May 28, 2020 12:00AM ● By Jackie Flaherty

The COVID-19 pandemic has upended lives and businesses alike. Some businesses are thriving while many are hurting or struggling. Unemployment is at an all-time high. For those who are working or who have income through other means, it would be helpful to spend money at your community businesses.

For every $100 spent locally, 70 percent stays in the area. For that same $100 spent online (not to a local business), that money does not stay in the community, nor will the businesses remain that are currently here if they aren’t shown some love in the form of purchases.

Online sales are booming because people are home shopping, but this is not serving our local financial well-being. If you’re spending money on things you want and need, why not do it with discretion of where you want your money to go. If you’re not spending money except on essentials, then consider for the future where you will start spending your money when the time has come to purchase a non-essential. Consider businesses you drive by in your neighborhood, including local restaurants, gift shops, bookstores, florists, hardware stores–you get the idea. We are all aware that one person cannot do it all, but when each of us does something, those somethings add up and make a substantial difference.

What Can You Do?

1.     List your local shops and then see which ones are open to phone orders and/or have an online shopping option. Make a plan to get something at one of them each week or each month.

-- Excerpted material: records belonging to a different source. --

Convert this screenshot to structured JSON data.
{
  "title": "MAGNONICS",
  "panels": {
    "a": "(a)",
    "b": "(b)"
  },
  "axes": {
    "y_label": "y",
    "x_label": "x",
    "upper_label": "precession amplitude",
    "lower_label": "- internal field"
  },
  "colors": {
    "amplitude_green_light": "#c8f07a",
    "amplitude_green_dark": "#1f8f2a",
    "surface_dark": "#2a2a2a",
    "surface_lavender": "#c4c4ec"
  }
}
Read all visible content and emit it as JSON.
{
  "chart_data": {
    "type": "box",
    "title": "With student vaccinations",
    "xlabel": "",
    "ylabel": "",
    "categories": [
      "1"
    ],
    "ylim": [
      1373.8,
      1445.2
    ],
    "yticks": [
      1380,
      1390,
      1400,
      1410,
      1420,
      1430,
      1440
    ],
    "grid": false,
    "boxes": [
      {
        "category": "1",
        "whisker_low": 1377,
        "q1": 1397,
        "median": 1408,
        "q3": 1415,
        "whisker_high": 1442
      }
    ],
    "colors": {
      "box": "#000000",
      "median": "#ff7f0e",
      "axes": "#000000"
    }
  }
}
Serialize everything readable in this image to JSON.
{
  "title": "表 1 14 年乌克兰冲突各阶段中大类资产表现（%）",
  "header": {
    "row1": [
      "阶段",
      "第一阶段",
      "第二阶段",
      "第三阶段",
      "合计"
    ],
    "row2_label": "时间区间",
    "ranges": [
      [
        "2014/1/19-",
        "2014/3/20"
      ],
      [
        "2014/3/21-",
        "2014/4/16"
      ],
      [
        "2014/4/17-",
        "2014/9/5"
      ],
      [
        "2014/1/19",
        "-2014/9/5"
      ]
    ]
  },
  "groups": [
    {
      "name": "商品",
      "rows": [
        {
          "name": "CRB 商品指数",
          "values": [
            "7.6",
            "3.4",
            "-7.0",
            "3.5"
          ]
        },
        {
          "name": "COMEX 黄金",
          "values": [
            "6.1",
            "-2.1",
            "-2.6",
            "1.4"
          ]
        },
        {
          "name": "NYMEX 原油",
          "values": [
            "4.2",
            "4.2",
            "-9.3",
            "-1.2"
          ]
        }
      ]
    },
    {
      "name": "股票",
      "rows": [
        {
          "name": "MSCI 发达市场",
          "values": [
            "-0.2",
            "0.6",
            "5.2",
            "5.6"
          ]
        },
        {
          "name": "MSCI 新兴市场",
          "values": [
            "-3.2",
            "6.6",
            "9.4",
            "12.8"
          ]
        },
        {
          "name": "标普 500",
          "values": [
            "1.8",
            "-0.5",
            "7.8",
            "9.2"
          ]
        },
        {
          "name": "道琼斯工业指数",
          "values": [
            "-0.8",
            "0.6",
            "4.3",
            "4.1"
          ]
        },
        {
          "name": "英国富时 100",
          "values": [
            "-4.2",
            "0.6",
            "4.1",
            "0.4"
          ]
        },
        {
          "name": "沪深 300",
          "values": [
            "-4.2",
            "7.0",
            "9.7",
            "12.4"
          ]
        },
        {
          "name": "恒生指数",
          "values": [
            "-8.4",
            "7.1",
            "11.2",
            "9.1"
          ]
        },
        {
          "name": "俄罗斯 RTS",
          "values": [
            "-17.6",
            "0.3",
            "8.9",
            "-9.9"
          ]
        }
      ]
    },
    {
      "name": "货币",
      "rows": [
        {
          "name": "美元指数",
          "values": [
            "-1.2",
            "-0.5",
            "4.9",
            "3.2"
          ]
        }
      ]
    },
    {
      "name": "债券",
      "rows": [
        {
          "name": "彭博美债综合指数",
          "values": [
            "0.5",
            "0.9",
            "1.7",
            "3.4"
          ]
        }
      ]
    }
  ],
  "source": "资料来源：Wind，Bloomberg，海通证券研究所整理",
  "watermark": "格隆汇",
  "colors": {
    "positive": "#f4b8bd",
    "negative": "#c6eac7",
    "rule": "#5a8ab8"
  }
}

2.     Share your favorite stores with your social circle on social media, in an email request or some other format to encourage them to shop there.

3.     Buy gift cards and give them as gifts or save them for yourself to use later.

4.     Encourage others to list their own favorite places and ask them to share their list with you.

5.     If you belong to a church or an organization that can share and support the small businesses of its members, suggest that they share these businesses online or in their weekly or monthly newsletter to encourage them to shop local and support their club or congregant members.

6.     Find other ways to promote shopping local in your circle of influence and encourage others to do the same.

 Jackie Flaherty is a freelance writer in the Minneapolis-St. Paul area.